Data Breach Checklist: What to Do After a Password Leak

A data breach is stressful, but panic causes mistakes. Your goal is to contain the damage: protect email, replace exposed passwords, check account activity, and add stronger authentication.

Data breach checklist with alerts and security shield
Privacy note: Do not enter real passwords into websites you do not trust. On this static site, password generation and strength estimation are designed to run in your browser, but you should still use good judgment with sensitive credentials.

Step 1: Secure your email

Your email account is the reset key for many services. If attackers control it, they can reset other passwords. Change the email password first and enable two-factor authentication.

Review forwarding rules, recovery email, phone number, connected apps, and active sessions. Remove anything you do not recognize.

  • Change email password.
  • Enable 2FA.
  • Remove unknown sessions and forwarding rules.

Step 2: Replace reused passwords

If the breached password was reused anywhere, replace it everywhere. Use unique random passwords instead of variations of the old one.

Do not only add a symbol or change the year. Attackers know those patterns.

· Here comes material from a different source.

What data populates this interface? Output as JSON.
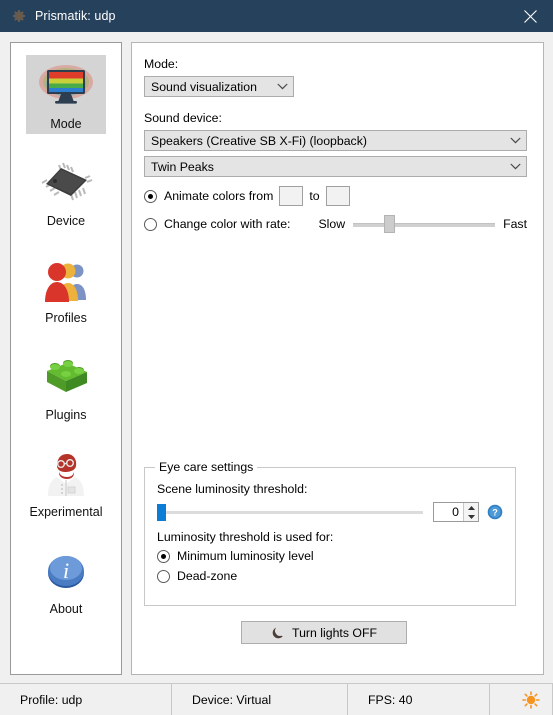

Step 3: Check financial and personal accounts

Review bank, payment, shopping, cloud, and social accounts. Look for unknown transactions, new addresses, new devices, or unexpected messages.

For critical accounts, revoke active sessions after changing the password.

Step 4: Improve long-term protection

Use a password manager, enable 2FA, save recovery codes offline, and delete accounts you no longer need. Less attack surface means fewer future problems.

  • Use unique passwords.
  • Enable two-factor authentication.
  • Delete old unused accounts.

FAQ

Frequently asked questions

Should I reuse one strong password?

No. A single reused password can become a master key for attackers if one service is breached.

Is length more important than symbols?

Length is usually the strongest single factor, but symbols and mixed character types can add useful entropy when the password remains random.